Magnetization performance of hard/soft Nd9.6Fe80.3Zr3.7B6.4/α-Fe magnetic nanocomposites produced by surfactant-assisted high-energy ball milling

Abstract Neodymium iron boron (NdFeB) magnets are sintered anisotropic materials. They were commercially introduced in the early 1980s, and since have been used in different applications owing to their superior properties. Herein, we investigated the influence of 0.5 to 8 h of milling time on the morphological, structural, and magnetic performance of Nd 9.6 Fe 80.3 Zr 3.7 B 6.4 powders produced using surfactant-assisted high-energy ball milling (SA-HEBM). The results revealed that the relationship between coercivity ( H ci ) and milling time had a non-monotonous character reaching a maximum value of H ci = 8.92 kOe after 1 h of milling. The effect of the volume ratio of various magnetic phases (Nd 2 Fe 14 B and α -Fe) on microstructure and magnetic properties was also reported.
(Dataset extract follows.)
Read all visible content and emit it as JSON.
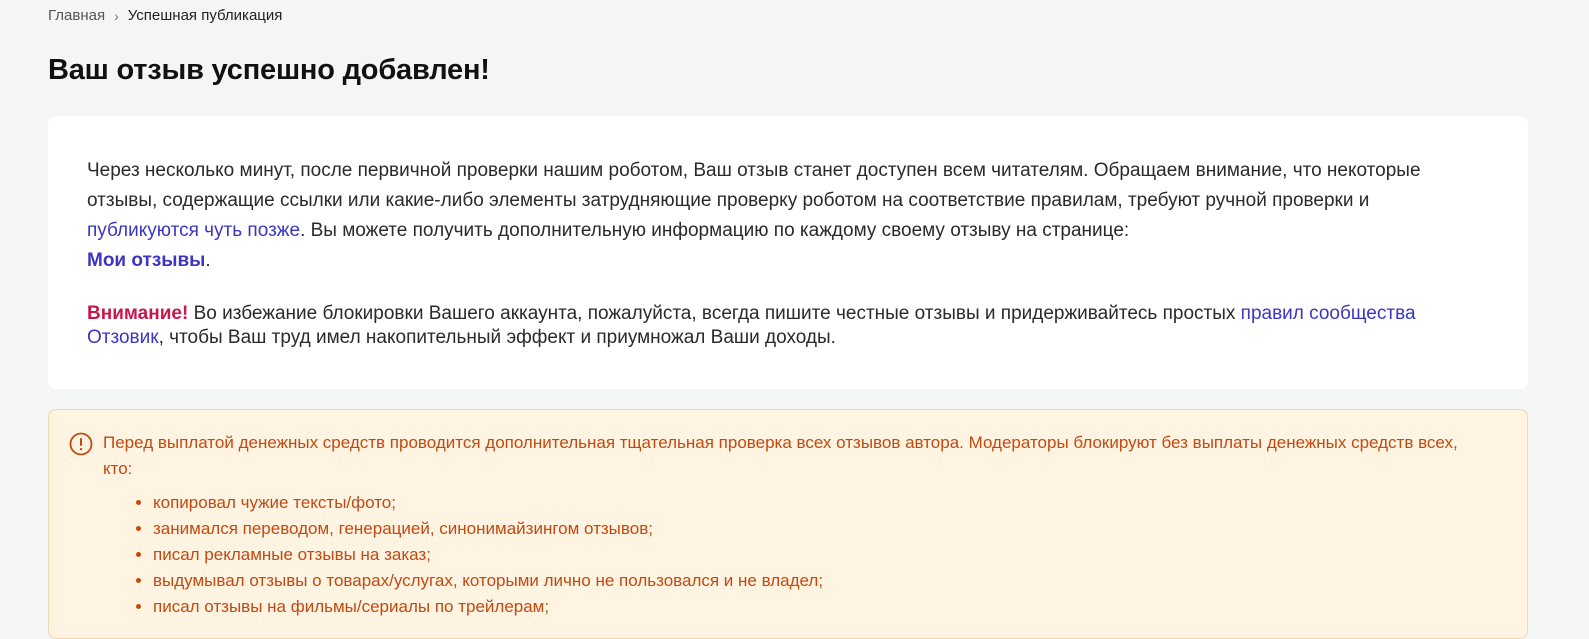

The highest specific saturation magnetization ( σ s = 120 emu g −1 ) was attained after 8 h of milling for powders with volume fraction: Nd 2 Fe 14 B–81 ± 2% and α -Fe–12 ± 2%. The expected value of Nd 2 Fe 14 B specific saturation magnetization was estimated ( σ N = 108 ± 2.5 emu g −1 ) using the experimental value of σ s and magnetic phase volume fractions. The ratio of remanence to saturation magnetization of the Nd 2 Fe 14 B with milling time was also determined and analyzed.